MAC & BETH
Eduardo Prearo
Prasanta ia ao Instituto vez ou outra, mas não só para visitar Abigail; ia também para apreciar os jovens dinossauros. Naquela manhã de quinta, ficaram ambas as duas admirando o nascimento de um filhote de Heterodartosaurus Tucki: o ovo azul ia se quebrando aos poucos sobre a grama e Abigail logo notou que se tratava de uma fêmea. A bichina, toda empertigada, pareceu sorrir para Prasanta, que recuou fascinada.
- Abigail, saí dessa! Isso de clonagem, sei lá o que, é ilegal. Já não basta essa inexplicável aurora boreal, essa imigração em massa de estrangeiros.
- De alienígenas.
- Não fale assim, Abigail. Você não tem agora até um namorado estrangeiro?

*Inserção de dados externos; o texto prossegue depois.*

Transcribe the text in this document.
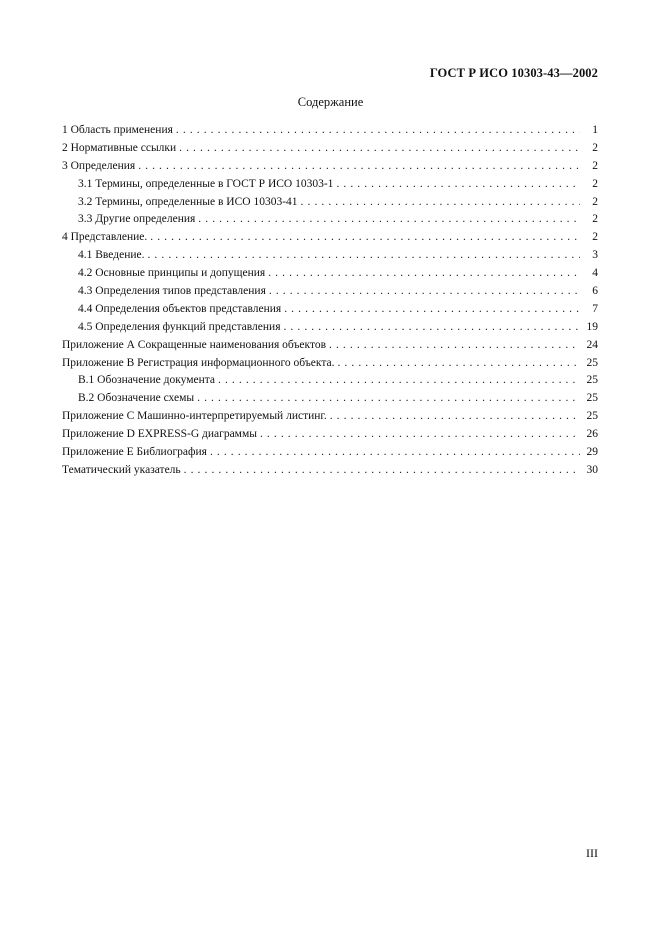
ГОСТ Р ИСО 10303-43—2002
Содержание
1 Область применения . . .	1
2 Нормативные ссылки . . .	2
3 Определения . . .	2
3.1 Термины, определенные в ГОСТ Р ИСО 10303-1 . . .	2
3.2 Термины, определенные в ИСО 10303-41 . . .	2
3.3 Другие определения . . .	2
4 Представление. . . .	2
4.1 Введение. . . .	3
4.2 Основные принципы и допущения . . .	4
4.3 Определения типов представления . . .	6
4.4 Определения объектов представления . . .	7
4.5 Определения функций представления . . .	19
Приложение А Сокращенные наименования объектов . . .	24
Приложение В Регистрация информационного объекта. . . .	25
В.1 Обозначение документа . . .	25
В.2 Обозначение схемы . . .	25
Приложение С Машинно-интерпретируемый листинг. . . .	25
Приложение D EXPRESS-G диаграммы . . .	26
Приложение Е Библиография . . .	29
Тематический указатель . . .	30
III
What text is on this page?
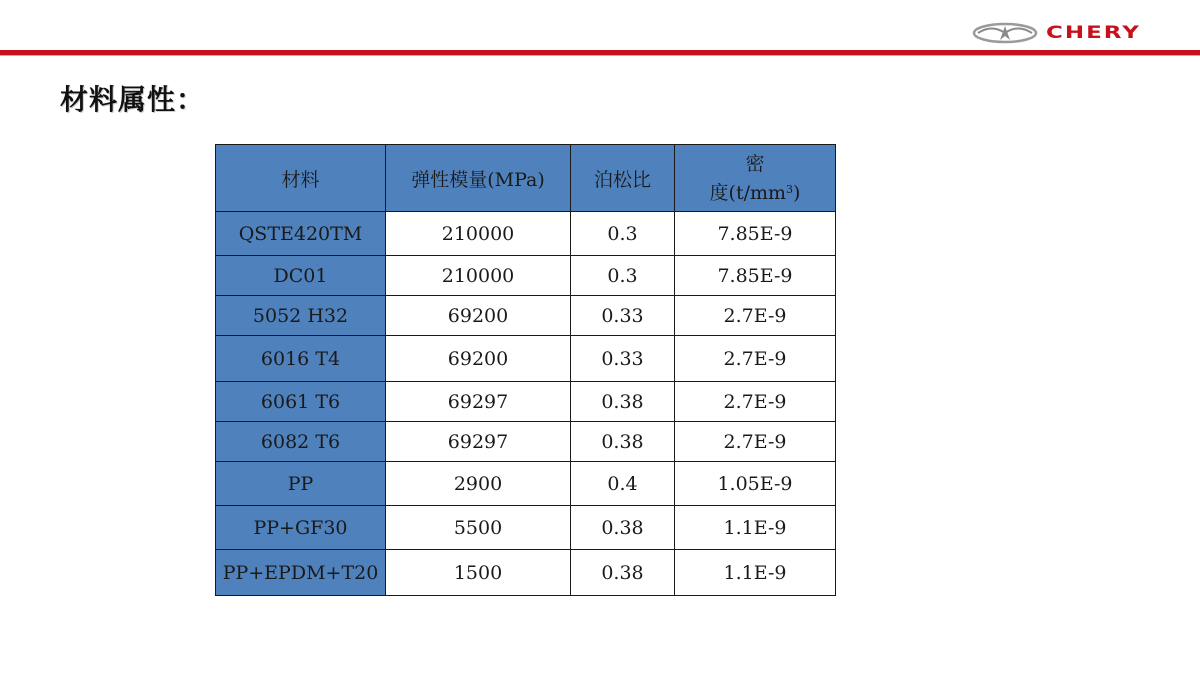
CHERY
材料属性：
材料	弹性模量(MPa)	泊松比	密
度$(t/mm^3)$

QSTE420TM	210000	0.3	7.85E-9
DC01	210000	0.3	7.85E-9
5052 H32	69200	0.33	2.7E-9
6016 T4	69200	0.33	2.7E-9
6061 T6	69297	0.38	2.7E-9
6082 T6	69297	0.38	2.7E-9
PP	2900	0.4	1.05E-9
PP+GF30	5500	0.38	1.1E-9
PP+EPDM+T20	1500	0.38	1.1E-9
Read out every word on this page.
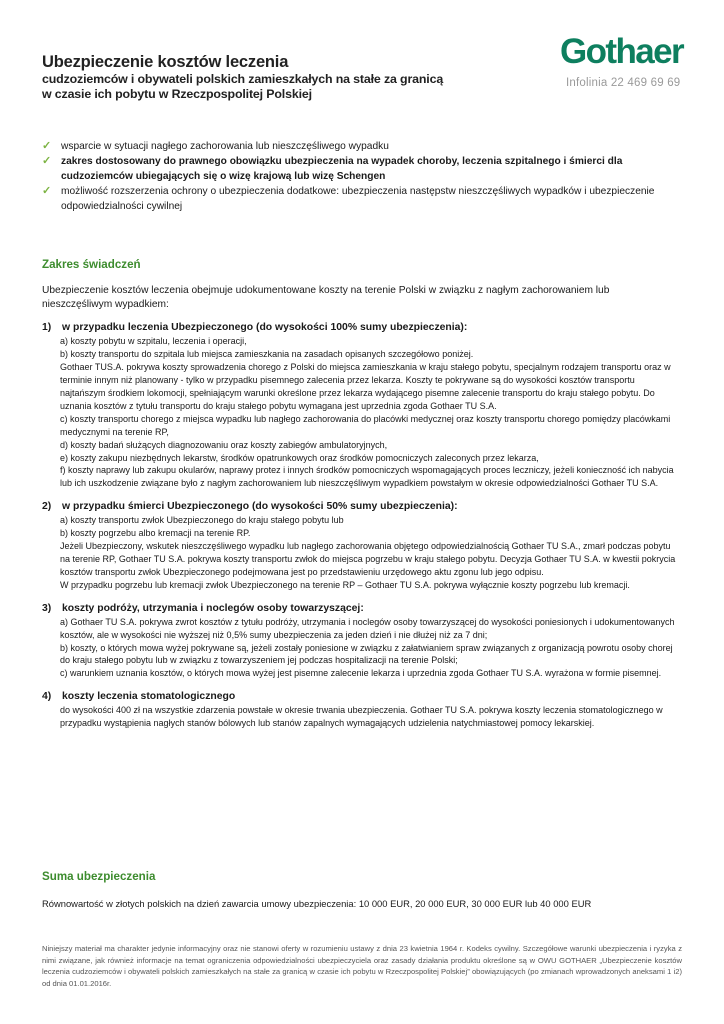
Ubezpieczenie kosztów leczenia
cudzoziemców i obywateli polskich zamieszkałych na stałe za granicą
w czasie ich pobytu w Rzeczpospolitej Polskiej
Gothaer
Infolinia 22 469 69 69
✓ wsparcie w sytuacji nagłego zachorowania lub nieszczęśliwego wypadku
✓ zakres dostosowany do prawnego obowiązku ubezpieczenia na wypadek choroby, leczenia szpitalnego i śmierci dla cudzoziemców ubiegających się o wizę krajową lub wizę Schengen
✓ możliwość rozszerzenia ochrony o ubezpieczenia dodatkowe: ubezpieczenia następstw nieszczęśliwych wypadków i ubezpieczenie odpowiedzialności cywilnej
Zakres świadczeń
Ubezpieczenie kosztów leczenia obejmuje udokumentowane koszty na terenie Polski w związku z nagłym zachorowaniem lub nieszczęśliwym wypadkiem:
1) w przypadku leczenia Ubezpieczonego (do wysokości 100% sumy ubezpieczenia):
a) koszty pobytu w szpitalu, leczenia i operacji,
b) koszty transportu do szpitala lub miejsca zamieszkania na zasadach opisanych szczegółowo poniżej.
Gothaer TUS.A. pokrywa koszty sprowadzenia chorego z Polski do miejsca zamieszkania w kraju stałego pobytu, specjalnym rodzajem transportu oraz w terminie innym niż planowany - tylko w przypadku pisemnego zalecenia przez lekarza. Koszty te pokrywane są do wysokości kosztów transportu najtańszym środkiem lokomocji, spełniającym warunki określone przez lekarza wydającego pisemne zalecenie transportu do kraju stałego pobytu. Do uznania kosztów z tytułu transportu do kraju stałego pobytu wymagana jest uprzednia zgoda Gothaer TU S.A.
c) koszty transportu chorego z miejsca wypadku lub nagłego zachorowania do placówki medycznej oraz koszty transportu chorego pomiędzy placówkami medycznymi na terenie RP,
d) koszty badań służących diagnozowaniu oraz koszty zabiegów ambulatoryjnych,
e) koszty zakupu niezbędnych lekarstw, środków opatrunkowych oraz środków pomocniczych zaleconych przez lekarza,
f) koszty naprawy lub zakupu okularów, naprawy protez i innych środków pomocniczych wspomagających proces leczniczy, jeżeli konieczność ich nabycia lub ich uszkodzenie związane było z nagłym zachorowaniem lub nieszczęśliwym wypadkiem powstałym w okresie odpowiedzialności Gothaer TU S.A.
2) w przypadku śmierci Ubezpieczonego (do wysokości 50% sumy ubezpieczenia):
a) koszty transportu zwłok Ubezpieczonego do kraju stałego pobytu lub
b) koszty pogrzebu albo kremacji na terenie RP.
Jeżeli Ubezpieczony, wskutek nieszczęśliwego wypadku lub nagłego zachorowania objętego odpowiedzialnością Gothaer TU S.A., zmarł podczas pobytu na terenie RP, Gothaer TU S.A. pokrywa koszty transportu zwłok do miejsca pogrzebu w kraju stałego pobytu. Decyzja Gothaer TU S.A. w kwestii pokrycia kosztów transportu zwłok Ubezpieczonego podejmowana jest po przedstawieniu urzędowego aktu zgonu lub jego odpisu.
W przypadku pogrzebu lub kremacji zwłok Ubezpieczonego na terenie RP – Gothaer TU S.A. pokrywa wyłącznie koszty pogrzebu lub kremacji.
3) koszty podróży, utrzymania i noclegów osoby towarzyszącej:
a) Gothaer TU S.A. pokrywa zwrot kosztów z tytułu podróży, utrzymania i noclegów osoby towarzyszącej do wysokości poniesionych i udokumentowanych kosztów, ale w wysokości nie wyższej niż 0,5% sumy ubezpieczenia za jeden dzień i nie dłużej niż za 7 dni;
b) koszty, o których mowa wyżej pokrywane są, jeżeli zostały poniesione w związku z załatwianiem spraw związanych z organizacją powrotu osoby chorej do kraju stałego pobytu lub w związku z towarzyszeniem jej podczas hospitalizacji na terenie Polski;
c) warunkiem uznania kosztów, o których mowa wyżej jest pisemne zalecenie lekarza i uprzednia zgoda Gothaer TU S.A. wyrażona w formie pisemnej.
4) koszty leczenia stomatologicznego
do wysokości 400 zł na wszystkie zdarzenia powstałe w okresie trwania ubezpieczenia. Gothaer TU S.A. pokrywa koszty leczenia stomatologicznego w przypadku wystąpienia nagłych stanów bólowych lub stanów zapalnych wymagających udzielenia natychmiastowej pomocy lekarskiej.
Suma ubezpieczenia
Równowartość w złotych polskich na dzień zawarcia umowy ubezpieczenia: 10 000 EUR, 20 000 EUR, 30 000 EUR lub 40 000 EUR
Niniejszy materiał ma charakter jedynie informacyjny oraz nie stanowi oferty w rozumieniu ustawy z dnia 23 kwietnia 1964 r. Kodeks cywilny. Szczegółowe warunki ubezpieczenia i ryzyka z nimi związane, jak również informacje na temat ograniczenia odpowiedzialności ubezpieczyciela oraz zasady działania produktu określone są w OWU GOTHAER „Ubezpieczenie kosztów leczenia cudzoziemców i obywateli polskich zamieszkałych na stałe za granicą w czasie ich pobytu w Rzeczpospolitej Polskiej” obowiązujących (po zmianach wprowadzonych aneksami 1 i2) od dnia 01.01.2016r.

- Sim, Rupert deixa. Divirto-me ao léu. O mundo lá fora está mais assustador, querida. Você está impressionada, não é? Mas são coisas que mais cedo ou mais tarde aconteceriam. Por que não trabalha aqui comigo?; poderia ser minha assistente. Rupert e eu já estamos na fase final de pesquisa para o L1XT de um tyrannosaurus Rex.
- Não, por obséquio. Isso me apavora.
- Mas você nem tem um emprego no momento. Vive por aí com a renda de sua herança. Uma hora acaba! Por favor, não acenda isso aqui, querida. Pode assustar a bichinha. Como você tem problemas!
- Estou vendendo bem os meus doces. Futuramente quero abrir uma doçaria.
- De açúcar estou fora. Olha pra ela, que graça! Não pára de olhar para você. Vamos, dê um nome para ela.
- Tá bom, tá bom. Que tal Beth.
- Hum, nome de gente. Um nome bonito. Por que não faz um curso de teatro. Faz tão bem a mendiga lésbica! Seria uma ótima atriz.
- Tchau!
Quedrú, quedrú, quedrú. A lua raiou e Prasanta ficou mais de uma hora contemplando a paisagem ali de seu apartamento. Como os navios iluminados eram lindos!, pareciam jóias. Abigail queria que Prasanta cuidasse de Beth. Que idéia! Não, era loucura. E se os vizinhos descobrissem haveria pânico, cadeia. Seria o fim do mundo. Ninguém estava preparado.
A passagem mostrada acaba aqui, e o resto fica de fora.